Amazon s’installe à Chalon-sur-saône. L’arrivée d’un troisième centre de distribution du géant américain du commerce en ligne a été célébrée par le ministre du redressement productif, Arnaud Montebourg, lundi. Il s’est rendu sur place, accompagné de Frédéric Duval, directeur des opérations logistiques d’Amazon France, pour en faire l’annonce. L’implantation de cette plate-forme logistique de 40 000 m2 doit permettre la création de 500 à 1000 emplois dans la région, dont 400 contrats à durée déterminée maximum et 600 emplois d’intérimaires. Le montant de l’aide publique versée pour chaque emploi créé sera d’environ 20 000 euros. « Aujourd’hui la Saône-et-Loire conforte son industrie et investi aussi dans l’économie de loisirs et la culture. Après la tempête voici le printemps et le renouveau, » a déclaré Arnaud Montebourg.

Il faut se féliciter d’apprendre que cette ville de 45 000 habitants va se doter, d’ici à septembre, d’une structure dynamisant l’emploi dans une région habituée aux plans sociaux. Ceci dit, le développement croissant des activités d’Amazon en France n’augure rien de bon pour l’emploi et « la culture », chers à Arnaud Montebourg. Car, derrière les emplois crées par Amazon qui, rappelons-le, bénéficiera d’aides publiques en échange de sa bienveillance, il y a la face cachée. Celle d’une entreprise que rien n’arrête dans sa course à l’hégémonie.

Concurrence déloyale

La société créée par l’entrepreneur Américain, Jeff Bezos, vend aujourd’hui tous types de produits, de la literie aux vêtements d’enfants en passant par les disques, les DVD et les produits informatiques. Mais son activité principale demeure la vente de livres en ligne. Et à ce jeu là, Amazon écrase tout sur son passage. Aux Etats-Unis, où le premier site est mis en ligne en 1995, les acteurs de l’industrie du livre savent de quoi il retourne. A titre d’exemple, la grande chaîne américaine Borders a fermé plus de 200 grandes surfaces en 2010 avant de faire faillite. En France, c’est la librairie en ligne française Bibliosurf qui a jeté l’éponge, cinq ans après son lancement, fin 2011. En cause : les prix pratiqués par Amazon.

Désormais, se sont les libraires qui se sentent menacés. Ce sentiment tient à un constat simple : les librairies en ligne se sont emparées de plus de 11 % du marché du livre français en 2010 et s’imposent de plus en plus dans le circuit de l’occasion ; or les professionnels considèrent qu’Amazon totalise 80% au moins du chiffre d’affaires de la vente en ligne. En intégrant les frais de livraison dans le prix de vente et en proposant à ses clients systématiquement des livres d’occasion à prix cassés Amazon pratique selon eux une concurrence déloyale. Beaucoup de librairies ont ainsi dû mettre la clé sous la porte ces dernières années, comme le laisse entendre Vincent Monadé, président du MOTif, dans une tribune publiée en 2011, intitulée « Amazon m’a tuer ». Il y aurait danger à ce que les librairies disparaissent les unes après les autres de nos villes car, en effet, celles-ci sont indispensables à la diffusion du livre et participent à faire découvrir de nouveaux auteurs ainsi qu’une littérature exigeante, soigneusement selectionnée par les libraires eux-mêmes.

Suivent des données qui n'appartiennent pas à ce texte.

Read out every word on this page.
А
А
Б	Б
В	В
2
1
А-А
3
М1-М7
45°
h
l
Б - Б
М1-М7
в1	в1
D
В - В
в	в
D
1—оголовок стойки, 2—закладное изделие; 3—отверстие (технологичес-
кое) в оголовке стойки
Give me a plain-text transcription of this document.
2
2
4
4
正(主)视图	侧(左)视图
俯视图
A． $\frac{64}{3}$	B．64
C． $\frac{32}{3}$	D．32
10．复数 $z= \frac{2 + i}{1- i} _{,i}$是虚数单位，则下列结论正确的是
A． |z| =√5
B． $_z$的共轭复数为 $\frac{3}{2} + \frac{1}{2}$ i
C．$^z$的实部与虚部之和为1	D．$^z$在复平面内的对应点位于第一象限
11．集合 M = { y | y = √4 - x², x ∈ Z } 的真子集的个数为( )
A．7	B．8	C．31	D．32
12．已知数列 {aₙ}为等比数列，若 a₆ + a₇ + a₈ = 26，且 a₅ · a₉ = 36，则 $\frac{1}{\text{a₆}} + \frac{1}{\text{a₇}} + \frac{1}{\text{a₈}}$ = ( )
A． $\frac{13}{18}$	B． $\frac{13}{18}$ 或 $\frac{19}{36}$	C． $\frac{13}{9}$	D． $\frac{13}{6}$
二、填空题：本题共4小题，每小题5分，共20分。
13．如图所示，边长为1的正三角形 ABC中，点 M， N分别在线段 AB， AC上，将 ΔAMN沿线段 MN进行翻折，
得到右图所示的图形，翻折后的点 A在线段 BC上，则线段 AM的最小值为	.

L’autre crainte des libraires : le développement du livre numérique, domaine dans lequel Amazon pourrait détenir une position quasi monopolistique, grâce notamment aux procédures en cours aux Etats-Unis pour soupçons d’entente illégale entre les grands éditeurs américains et le concurrent direct d’Amazon dans la vente en ligne, Apple. Ces soupçons reposent sur des contrats de mandat que les éditeurs ont fait signer en 2010 aux revendeurs de livre numérique afin de réguler le marché. S’ils sont avérés, Amazon pourrait reprendre sa guerre des prix…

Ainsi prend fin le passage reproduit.